Anfrage

 Hamburg, den 01.10.2003

Betr.: Telefonzellen und –säulen in Hamburg-Nord 

Durch die zunehmende Verbreitung der Mobiltelefone einerseits und die Zerstörung vieler Telefonzellen anderseits sind in den letzten Jahren viele Telefonzellen entweder durch sog. Telefonsäulen ersetzt oder ganz abgebaut worden. Allerdings besitzen nicht alle Menschen ein Mobiltelefon. Insbesondere ältere Menschen aber auch Kinder sind auf erreichbare öffentlich zugängliche Telefone angewiesen.
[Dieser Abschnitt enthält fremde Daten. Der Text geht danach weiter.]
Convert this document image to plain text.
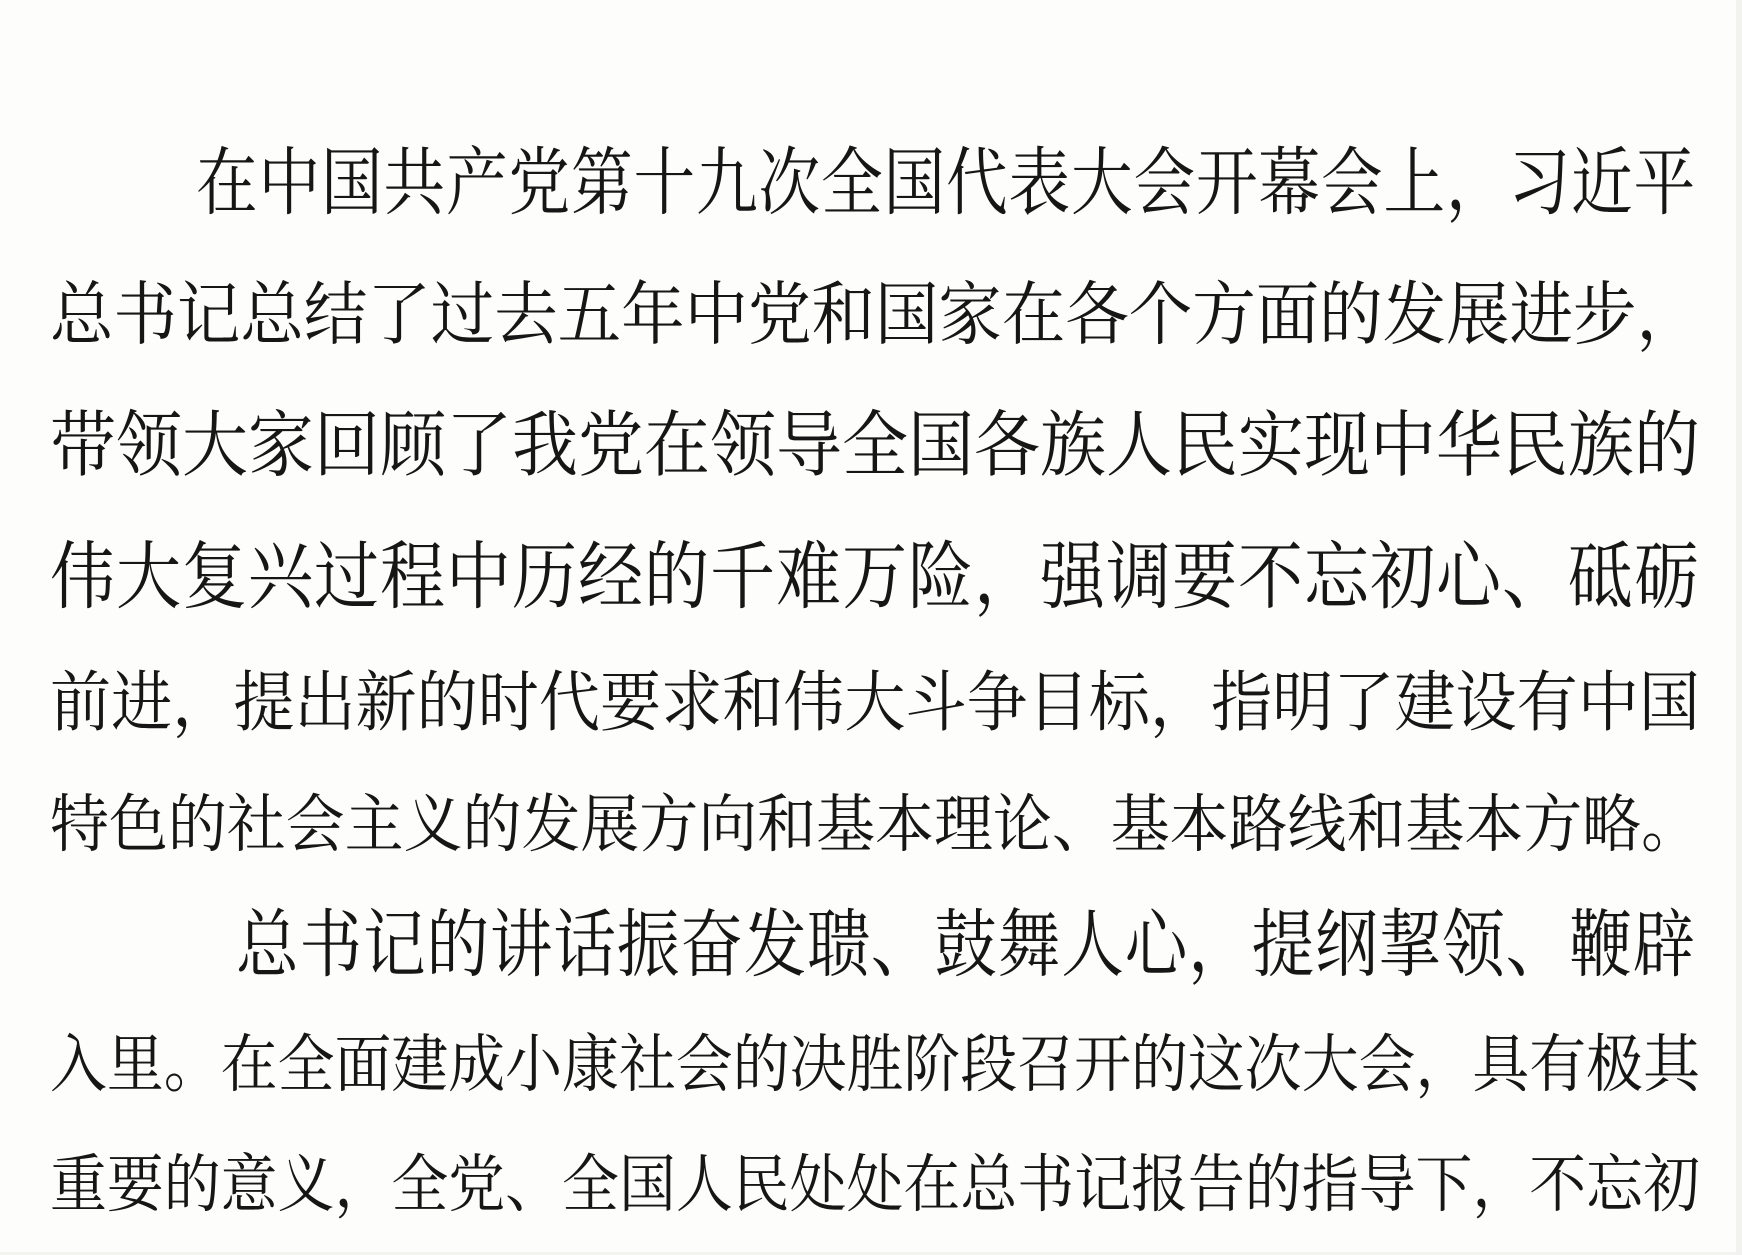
在中国共产党第十九次全国代表大会开幕会上，习近平
总书记总结了过去五年中党和国家在各个方面的发展进步，
带领大家回顾了我党在领导全国各族人民实现中华民族的
伟大复兴过程中历经的千难万险，强调要不忘初心、砥砺
前进，提出新的时代要求和伟大斗争目标，指明了建设有中国
特色的社会主义的发展方向和基本理论、基本路线和基本方略。
总书记的讲话振奋发聩、鼓舞人心，提纲挈领、鞭辟
入里。在全面建成小康社会的决胜阶段召开的这次大会，具有极其
重要的意义，全党、全国人民处处在总书记报告的指导下，不忘初
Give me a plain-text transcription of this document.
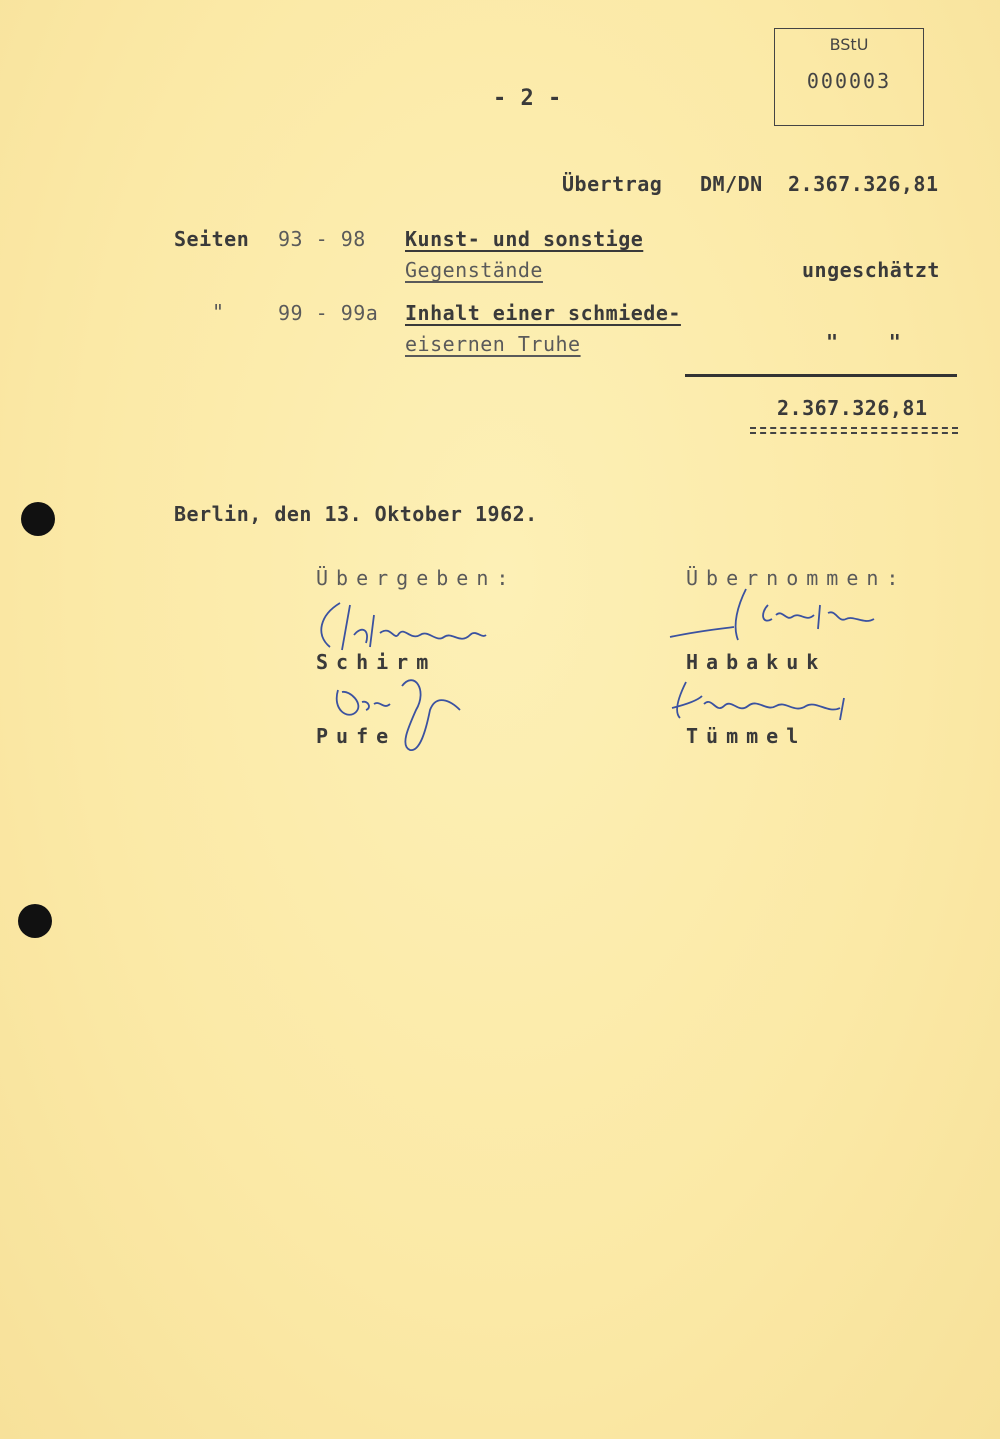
BStU
000003
- 2 -
Übertrag DM/DN 2.367.326,81
Seiten 93 - 98 Kunst- und sonstige
Gegenstände	ungeschätzt
"	99 - 99a Inhalt einer schmiede-
eisernen Truhe	"    "
2.367.326,81
Berlin, den 13. Oktober 1962.
Übergeben:	Übernommen:
Schirm
Pufe
Habakuk
Tümmel
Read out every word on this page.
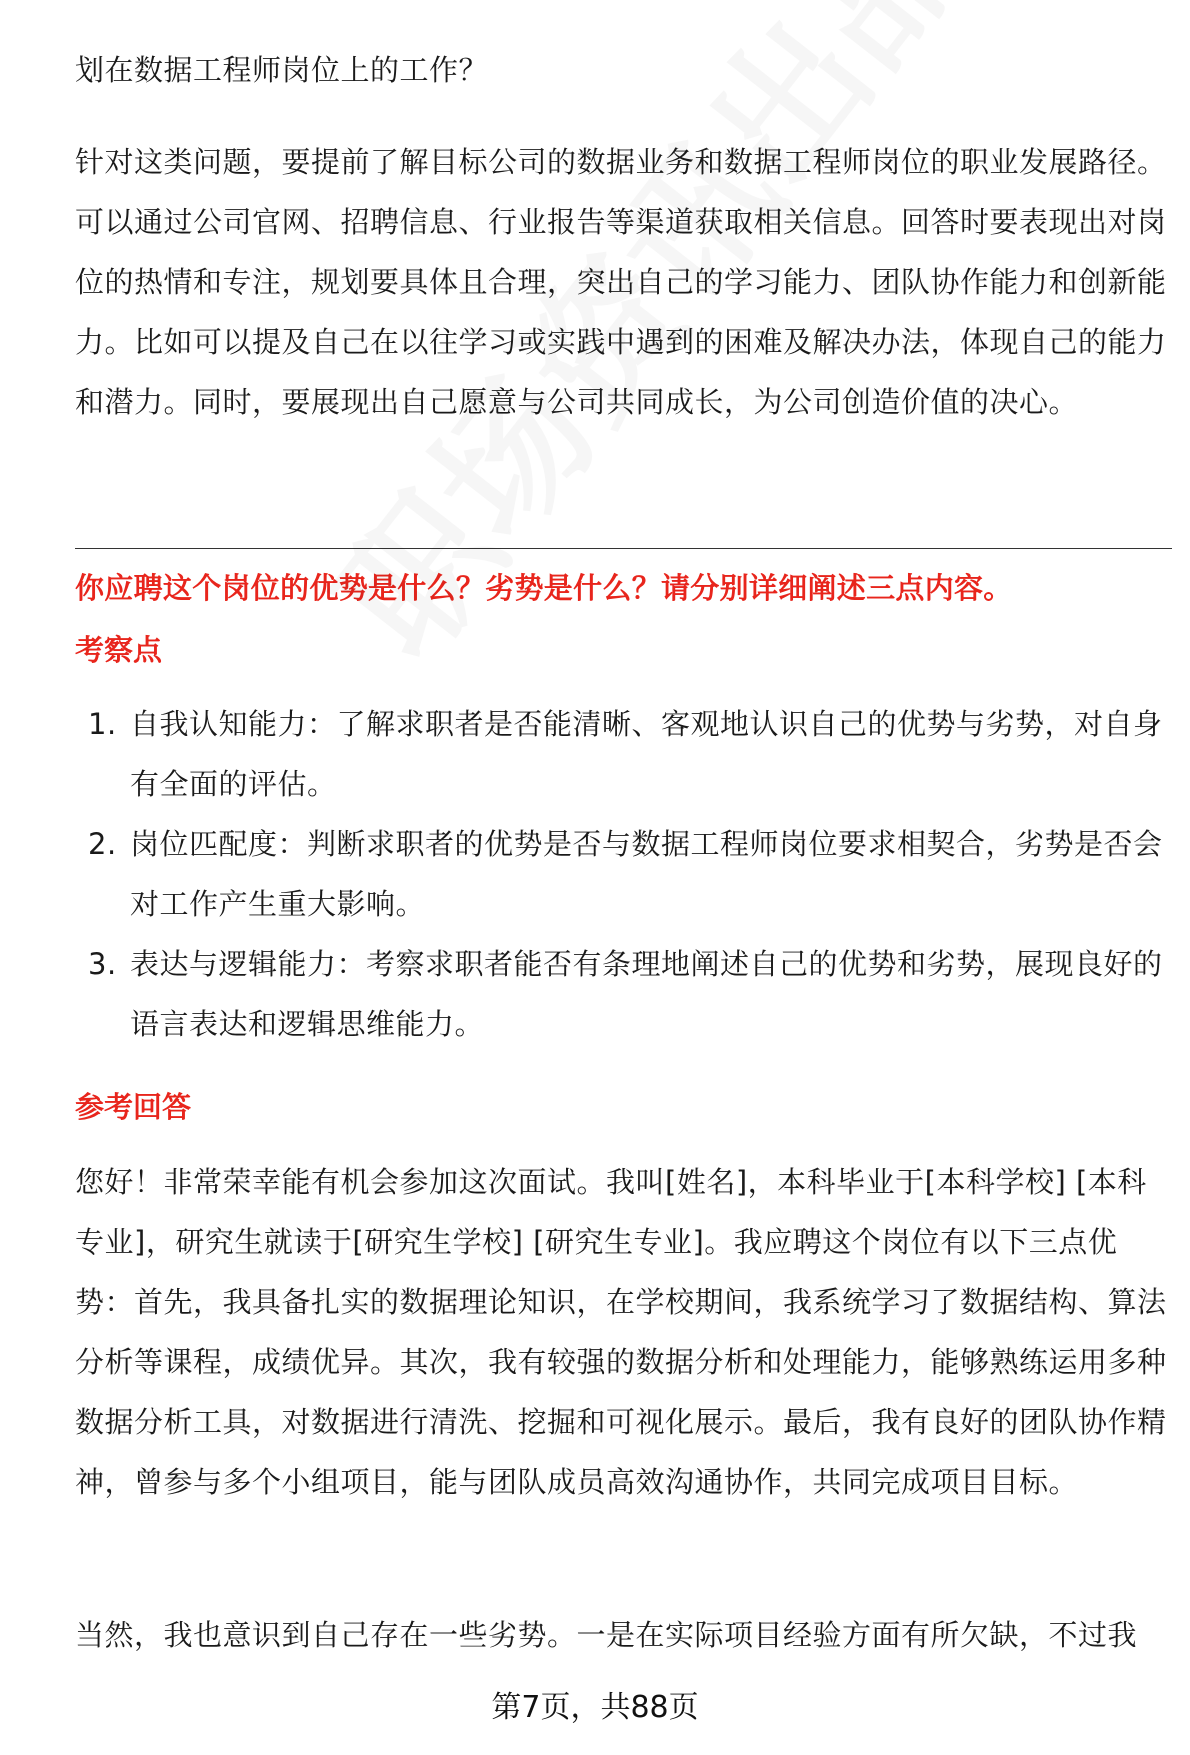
划在数据工程师岗位上的工作？

针对这类问题，要提前了解目标公司的数据业务和数据工程师岗位的职业发展路径。可以通过公司官网、招聘信息、行业报告等渠道获取相关信息。回答时要表现出对岗位的热情和专注，规划要具体且合理，突出自己的学习能力、团队协作能力和创新能力。比如可以提及自己在以往学习或实践中遇到的困难及解决办法，体现自己的能力和潜力。同时，要展现出自己愿意与公司共同成长，为公司创造价值的决心。

你应聘这个岗位的优势是什么？劣势是什么？请分别详细阐述三点内容。
考察点
1. 自我认知能力：了解求职者是否能清晰、客观地认识自己的优势与劣势，对自身有全面的评估。
2. 岗位匹配度：判断求职者的优势是否与数据工程师岗位要求相契合，劣势是否会对工作产生重大影响。
3. 表达与逻辑能力：考察求职者能否有条理地阐述自己的优势和劣势，展现良好的语言表达和逻辑思维能力。
参考回答

您好！非常荣幸能有机会参加这次面试。我叫[姓名]，本科毕业于[本科学校] [本科专业]，研究生就读于[研究生学校] [研究生专业]。我应聘这个岗位有以下三点优势：首先，我具备扎实的数据理论知识，在学校期间，我系统学习了数据结构、算法分析等课程，成绩优异。其次，我有较强的数据分析和处理能力，能够熟练运用多种数据分析工具，对数据进行清洗、挖掘和可视化展示。最后，我有良好的团队协作精神，曾参与多个小组项目，能与团队成员高效沟通协作，共同完成项目目标。

当然，我也意识到自己存在一些劣势。一是在实际项目经验方面有所欠缺，不过我

第7页，共88页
Zudem erhöhen Telefonzellen und –säulen durch die kostenfreie Notruffunktion die objektive und subjektive Sicherheit. 

Vor diesem Hintergrund fragen wir die Bezirksverwaltung:

  1. An welchen Standorten befinden sich im Bezirk Hamburg-Nord
    1. Telefonzellen
    2. Telefonsäulen?

(bitte auch differenzieren nach hoch oder niedrig angebrachten Wahlgeräten)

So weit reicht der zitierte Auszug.